Live-Writing a book (2): Outlining the story

From plot to draft

In a previous post, I explained how I started thinking about the book and how I did the first steps researching the story. Today, we will finish the first version of the outline. This does not mean that this will be the whole book’s story. The outline is just the starting point when I’m creating a plot.

Dictation

After the first rough outline is done, I’ll print it out, hold it in front of me, and start dictating a rough first draft of the whole story. If possible, without stopping, all the way through. For the books in this series, this takes a few hours of concentrated dictating. If I dictate about 3000 words an hour, I can write one of the 12,000 word Rosemary books in about 4 hours of work. Add a few breaks and pauses, and a few wrong turns in the story, and I can still get it done in less than a typical working day. The first (dictated) draft of Nuclear! took me around 5 hours of dictation.
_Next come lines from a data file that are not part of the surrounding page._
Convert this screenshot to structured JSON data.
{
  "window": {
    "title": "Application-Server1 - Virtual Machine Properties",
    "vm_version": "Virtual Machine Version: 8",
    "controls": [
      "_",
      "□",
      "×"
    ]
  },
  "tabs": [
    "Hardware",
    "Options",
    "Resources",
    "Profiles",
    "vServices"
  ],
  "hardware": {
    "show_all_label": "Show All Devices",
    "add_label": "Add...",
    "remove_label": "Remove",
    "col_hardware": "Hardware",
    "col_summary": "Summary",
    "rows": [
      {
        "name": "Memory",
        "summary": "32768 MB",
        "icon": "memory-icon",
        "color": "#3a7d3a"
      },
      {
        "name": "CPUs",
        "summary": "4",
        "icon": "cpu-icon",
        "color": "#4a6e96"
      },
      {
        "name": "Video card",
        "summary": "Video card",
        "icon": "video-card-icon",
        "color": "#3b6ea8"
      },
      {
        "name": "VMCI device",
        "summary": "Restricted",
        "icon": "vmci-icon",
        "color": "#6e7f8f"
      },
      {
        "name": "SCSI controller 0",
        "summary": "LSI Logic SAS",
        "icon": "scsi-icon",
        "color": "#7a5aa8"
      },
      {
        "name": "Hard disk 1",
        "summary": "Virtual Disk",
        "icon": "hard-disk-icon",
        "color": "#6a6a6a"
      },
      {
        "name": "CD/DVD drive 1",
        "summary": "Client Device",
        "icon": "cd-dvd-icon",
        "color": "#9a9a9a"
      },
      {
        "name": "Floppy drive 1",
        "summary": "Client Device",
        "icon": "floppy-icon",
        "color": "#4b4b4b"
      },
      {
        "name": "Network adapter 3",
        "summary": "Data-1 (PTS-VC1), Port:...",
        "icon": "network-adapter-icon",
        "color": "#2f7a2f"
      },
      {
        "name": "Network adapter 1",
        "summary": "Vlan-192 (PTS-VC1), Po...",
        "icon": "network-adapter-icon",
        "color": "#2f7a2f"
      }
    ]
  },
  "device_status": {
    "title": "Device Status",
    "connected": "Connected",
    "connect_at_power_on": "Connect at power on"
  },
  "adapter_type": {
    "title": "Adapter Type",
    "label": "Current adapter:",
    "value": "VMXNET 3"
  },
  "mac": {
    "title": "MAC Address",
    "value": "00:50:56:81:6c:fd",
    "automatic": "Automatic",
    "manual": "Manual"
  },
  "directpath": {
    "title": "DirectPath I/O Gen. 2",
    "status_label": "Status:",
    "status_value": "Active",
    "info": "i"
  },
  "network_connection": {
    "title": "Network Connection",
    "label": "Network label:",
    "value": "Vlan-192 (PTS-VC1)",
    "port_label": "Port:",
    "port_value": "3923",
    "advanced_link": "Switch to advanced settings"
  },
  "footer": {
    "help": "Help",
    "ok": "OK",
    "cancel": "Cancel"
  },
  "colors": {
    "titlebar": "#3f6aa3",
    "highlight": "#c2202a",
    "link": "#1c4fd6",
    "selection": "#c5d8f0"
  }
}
When I dictate, I take the rough outline as a first guide, or a skeleton of the story structure; but I don’t stick to it. For me, the best ideas come when I close my eyes, lean back, and completely lose myself in the story that plays out in my mind. What I dictate is just what I see and think about, and sometimes this will go off the outline significantly. I like it when the story does this. It means that the characters come to life and start doing things on their own. As long as I find a way to return to the main points of the outline, this is fine. I often end up having a lot more text than I need. The first Summer Island draft, for example, had over 22,000 words, when I needed only 12,000. I will cut all the superfluous words during editing. But I prefer it this way. I find it easier to cut words and scenes out than to have to add padding to a text that is too short.

Back to the outline

So let’s go back to the outline of the book. In the last post, we ended with this:

  • Arrival at the mission (fly over the Amazon)
  • The mission. The problems (gold digging, bad laws, corruption, illegal logging by big companies, taking away the Y’s land!
  • In the mission hospital, they meet a young boy from the tribe and take care of him.
  • They meet his father, who is coming to pick him up, and they all talk. Father invites them to see the Shabono.
  • They visit his home: the Shabono
  • Illegal loggers approach and start cutting trees. Fight, but the Y cannot win.
  • They all discuss what to do. R&M have an idea. Instead of openly fighting, why not do it stealthily?
  • They steal tools and send them back to the headquarters of the company in the capital (where they are useless).
  • They put petrol into the diesel tanks of equipment.
  • Together with the tribe, they block the trucks.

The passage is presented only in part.